Until we finally arrive at this place, Devil’s Canyon, where we stagger to a halt, half of our group still vertical, the other half of us dropping like rocks.
“This is it,” Nemeth declares, gesturing to a flat clearing next to a vast blue lake. “Home sweet home for the next six days. Everyone, welcome to our campsite.”
I think of my father and the backyard and the camping that never was, and I do my best to hide the exhausted tears running down my cheeks as I finally wrest the pack off my shoulders. I’m not the only one struggling; Neil, Scott, and Miggy appear equally wrung out.
“You are a goddamn asshole,” Miggy bursts out suddenly. He points a finger straight at Martin. “Haven’t you ruined our lives enough by now? We loved Tim, too, you know. Trying to kill us year after year doesn’t change a goddamn thing.”
He throws his pack on the ground and stomps off into a patch of trees.
Which is how I officially know this isn’t the end of our ordeal, but just the beginning.
CHAPTER 11
Devil’s Canyon appears to be a broad, flat expanse that spreads out . . . forever. The lake before us is framed by a staggering gray-brown cliff face and more red-and-green-streaked mountains in the distance. Up close are patches of dark woods interspersed with meadows of sun-dried grass and plains of dusty earth.
I understand at least part of Miguel’s temper tantrum. An entire day of grueling hiking later, my feet roar, my shoulders have knotted into a solid bar, and I’m not sure where the pain ends and I begin. Hard dirt and an ice-cold lake? I want a soft bed and bubble bath. Even Daisy has plopped down with an exhausted sigh. I wonder how much Tim’s former college friends still hike in their real lives, or if this is the yearly torture test, as Miggy claims.
I study Martin’s face for his reaction to the outburst, but his expression remains inscrutable as he begins unloading his pack.
Nemeth starts pointing and commanding.

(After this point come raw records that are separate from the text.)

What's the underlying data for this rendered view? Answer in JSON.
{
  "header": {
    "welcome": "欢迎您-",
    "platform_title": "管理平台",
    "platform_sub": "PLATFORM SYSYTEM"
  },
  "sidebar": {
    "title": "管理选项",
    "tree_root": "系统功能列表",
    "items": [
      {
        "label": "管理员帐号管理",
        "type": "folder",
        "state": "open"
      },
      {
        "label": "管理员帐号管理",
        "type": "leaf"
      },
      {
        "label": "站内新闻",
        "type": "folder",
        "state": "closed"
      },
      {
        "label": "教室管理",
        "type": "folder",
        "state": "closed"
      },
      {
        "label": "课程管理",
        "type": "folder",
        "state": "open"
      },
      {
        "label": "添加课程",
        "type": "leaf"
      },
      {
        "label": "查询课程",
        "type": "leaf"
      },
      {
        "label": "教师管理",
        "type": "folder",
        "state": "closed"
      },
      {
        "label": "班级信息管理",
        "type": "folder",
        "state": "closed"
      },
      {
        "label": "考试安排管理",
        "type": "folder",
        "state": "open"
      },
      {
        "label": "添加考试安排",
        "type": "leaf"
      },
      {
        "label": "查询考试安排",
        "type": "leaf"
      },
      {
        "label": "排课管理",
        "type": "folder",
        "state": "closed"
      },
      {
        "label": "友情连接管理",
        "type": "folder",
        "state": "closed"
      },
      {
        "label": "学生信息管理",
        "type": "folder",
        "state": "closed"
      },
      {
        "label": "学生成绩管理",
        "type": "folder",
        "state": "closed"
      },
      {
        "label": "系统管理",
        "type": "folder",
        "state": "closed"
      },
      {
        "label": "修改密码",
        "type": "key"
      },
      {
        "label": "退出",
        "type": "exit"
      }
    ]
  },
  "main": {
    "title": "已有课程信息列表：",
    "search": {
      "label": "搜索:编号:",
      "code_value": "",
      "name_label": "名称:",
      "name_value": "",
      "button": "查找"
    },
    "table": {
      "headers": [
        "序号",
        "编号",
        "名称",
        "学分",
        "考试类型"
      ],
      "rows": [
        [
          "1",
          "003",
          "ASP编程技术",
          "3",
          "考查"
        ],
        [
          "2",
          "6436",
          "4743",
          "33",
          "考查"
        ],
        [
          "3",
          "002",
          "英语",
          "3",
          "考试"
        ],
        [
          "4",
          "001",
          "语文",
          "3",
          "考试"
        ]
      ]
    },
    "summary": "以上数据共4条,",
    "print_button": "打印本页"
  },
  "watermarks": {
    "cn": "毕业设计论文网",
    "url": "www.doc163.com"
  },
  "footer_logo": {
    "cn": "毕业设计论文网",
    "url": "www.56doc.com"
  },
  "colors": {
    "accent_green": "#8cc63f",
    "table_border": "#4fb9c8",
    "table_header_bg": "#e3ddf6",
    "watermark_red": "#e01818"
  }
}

Fire here, latrine there. First clump of tents here, second there, third over here. As the two females, Luciana and I are assigned our own little corner of dirt. The bachelor buddies form the next grouping of three, leaving our fearless leaders as the final trio.
I don’t know what to do next. I have no idea how to set up a tent, establish a campsite. I never managed to spend a single night in my own backyard, so how the hell am I supposed to fake my way through this? Everyone seems to be unloading gear, so I follow their lead. Luciana already has her shelter spread out on the ground. Watching her, I’m filled with the age-old terror of making a mistake, looking foolish. How is it we all leave high school, but high school never leaves us?